Content Validation: Warnings are Not Errors

By Shaine Bennett, July 19 2013

There has been a lot of discussion in the Trainz community about the various warnings that Content Manager will log as part of the Content Validation process. Some members of the community appear to be under the impression that Warnings are to be treated as Errors – and need to be solved. This is not the case.

Content Manager will generate warnings for a piece of content if it has detected an indication that there is a better way to achieve the desired result from a piece of content. Remember that warnings are not errors, and they do not have to be solved.

If you are using content that is already released, then you should completely ignore all warnings. They are not a serious enough problem to stop a piece of content working in-game, and attempting to solve them can often cause bigger problems.

If you are updating an old asset and intend to release it on the DLS, you will need to address a couple of specific warnings. Whether you address the rest is up to you. Weigh up how difficult it is to fix them (properly, not just hide the message), versus the potential gain from doing so.

If you are making a new asset, you should really address the issues that CM brings up as warnings; but even then, note that it is not strictly necessary to do so.

A few specific warnings have been discussed at length in the community recently:

Warning: This asset uses an obsolete trainz-build number. Trainz-build numbers below 2.9 are no longer supported.

This is just telling you the asset is built to old standards.

If the asset works fine in game, is already on the Download Station, has no errors listed, but has this (and maybe other) warnings, then the asset is fine. Please ignore the warning report, and move on to something else.

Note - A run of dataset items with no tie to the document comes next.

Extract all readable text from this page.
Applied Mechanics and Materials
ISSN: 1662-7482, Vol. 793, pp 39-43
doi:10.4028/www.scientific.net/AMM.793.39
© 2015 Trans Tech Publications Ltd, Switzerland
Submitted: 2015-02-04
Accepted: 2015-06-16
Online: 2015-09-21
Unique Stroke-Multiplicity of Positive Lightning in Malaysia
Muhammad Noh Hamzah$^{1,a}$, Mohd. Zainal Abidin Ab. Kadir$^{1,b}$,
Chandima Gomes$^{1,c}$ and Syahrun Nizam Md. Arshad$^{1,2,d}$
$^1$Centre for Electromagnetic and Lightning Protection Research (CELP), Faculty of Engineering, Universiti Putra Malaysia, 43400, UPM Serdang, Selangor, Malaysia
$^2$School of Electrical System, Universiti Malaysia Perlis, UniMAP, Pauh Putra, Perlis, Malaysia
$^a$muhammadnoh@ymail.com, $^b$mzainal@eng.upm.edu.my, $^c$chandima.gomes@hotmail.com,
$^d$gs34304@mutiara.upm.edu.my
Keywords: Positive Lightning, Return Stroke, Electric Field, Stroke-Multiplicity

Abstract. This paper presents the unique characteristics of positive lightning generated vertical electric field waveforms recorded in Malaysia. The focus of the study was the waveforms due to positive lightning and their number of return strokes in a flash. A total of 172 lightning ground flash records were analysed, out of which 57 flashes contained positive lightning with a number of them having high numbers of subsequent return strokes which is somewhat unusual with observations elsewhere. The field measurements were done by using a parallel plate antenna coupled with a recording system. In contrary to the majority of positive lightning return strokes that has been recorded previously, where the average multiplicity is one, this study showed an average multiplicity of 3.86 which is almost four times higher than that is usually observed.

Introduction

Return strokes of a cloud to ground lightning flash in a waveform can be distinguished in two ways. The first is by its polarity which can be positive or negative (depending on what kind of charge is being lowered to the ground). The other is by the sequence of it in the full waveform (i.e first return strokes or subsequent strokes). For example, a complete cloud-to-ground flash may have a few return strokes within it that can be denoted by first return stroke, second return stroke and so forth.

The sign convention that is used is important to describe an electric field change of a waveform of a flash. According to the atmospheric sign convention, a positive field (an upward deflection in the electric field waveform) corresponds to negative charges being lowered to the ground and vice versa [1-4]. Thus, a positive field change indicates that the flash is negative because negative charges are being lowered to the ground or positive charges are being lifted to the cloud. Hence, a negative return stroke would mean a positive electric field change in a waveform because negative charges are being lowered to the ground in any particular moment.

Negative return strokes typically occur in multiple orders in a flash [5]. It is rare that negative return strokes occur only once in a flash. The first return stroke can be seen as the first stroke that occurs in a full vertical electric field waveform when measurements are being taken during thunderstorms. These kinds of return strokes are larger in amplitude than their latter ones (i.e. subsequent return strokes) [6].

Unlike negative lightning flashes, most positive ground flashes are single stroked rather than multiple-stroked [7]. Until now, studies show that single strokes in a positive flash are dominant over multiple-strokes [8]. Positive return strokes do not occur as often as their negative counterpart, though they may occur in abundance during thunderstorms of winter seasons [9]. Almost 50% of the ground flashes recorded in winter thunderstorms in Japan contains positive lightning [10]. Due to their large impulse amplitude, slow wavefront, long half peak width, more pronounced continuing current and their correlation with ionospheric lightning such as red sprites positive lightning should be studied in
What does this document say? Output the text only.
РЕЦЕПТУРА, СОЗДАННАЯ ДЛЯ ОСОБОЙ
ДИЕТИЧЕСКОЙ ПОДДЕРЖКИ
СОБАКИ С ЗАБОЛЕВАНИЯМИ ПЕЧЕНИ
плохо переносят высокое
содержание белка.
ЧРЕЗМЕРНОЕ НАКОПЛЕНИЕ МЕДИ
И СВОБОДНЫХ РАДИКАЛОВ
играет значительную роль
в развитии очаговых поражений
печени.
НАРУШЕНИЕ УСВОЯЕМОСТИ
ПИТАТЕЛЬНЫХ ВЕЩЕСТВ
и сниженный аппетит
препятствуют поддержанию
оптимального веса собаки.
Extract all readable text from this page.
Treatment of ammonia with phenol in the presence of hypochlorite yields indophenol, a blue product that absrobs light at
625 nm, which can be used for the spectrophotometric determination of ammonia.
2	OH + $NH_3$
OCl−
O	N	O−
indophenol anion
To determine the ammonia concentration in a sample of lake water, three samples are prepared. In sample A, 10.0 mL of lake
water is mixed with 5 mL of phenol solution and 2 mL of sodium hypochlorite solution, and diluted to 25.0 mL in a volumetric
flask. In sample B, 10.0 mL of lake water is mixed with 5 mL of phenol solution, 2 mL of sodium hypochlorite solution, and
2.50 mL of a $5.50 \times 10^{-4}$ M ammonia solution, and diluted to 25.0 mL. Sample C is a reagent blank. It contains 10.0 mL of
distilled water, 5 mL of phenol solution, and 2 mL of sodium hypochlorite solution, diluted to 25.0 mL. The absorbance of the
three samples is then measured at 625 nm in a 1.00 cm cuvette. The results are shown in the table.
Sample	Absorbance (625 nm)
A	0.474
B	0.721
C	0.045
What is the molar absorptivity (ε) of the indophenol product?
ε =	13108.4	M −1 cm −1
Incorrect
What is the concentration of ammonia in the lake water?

This warning only matters if you intend to upload the asset to the DLS. The DLS won't accept asset uploads using versions below a certain level, currently 2.9. Be aware that updating an older asset to a build number above 2.9 can require significant changes to the structure of the asset, so this is not something to do lightly.

In particular, a spline asset will require large changes to the mesh source. This may include dividing or combining spline components into different meshes, changing the way the parts are laid out in the mesh files, and the creation of LOD levels. Given the amount of work involved, it may actually make more sense to build new art and make a new asset to replace the old asset, rather than merely updating the old asset.

Warning: The texture 'black.tga' is a uniform color.

If you have a texture that generates the 'uniform color' warning, it is telling you that you are using the wrong material type, as you have a texture in use that you aren't using to any advantage and don't actually need.

If this is your asset you are creating, then check the list of material types on the TrainzDev Wiki, and either pick a more appropriate type, or make better use of the one you are using.

It is entirely reasonable to use an *.m.notex material type for things that don't benefit from a non-uniform texture, e.g. shadow volumes, collision meshes, and so on.

Do note that introducing a single slightly different shade pixel to "trick" the warning into going away isn't actually solving the problem. You still have an inefficient asset that is using more textures than it needs. All you've succeeded in doing is hiding the message telling you of this problem.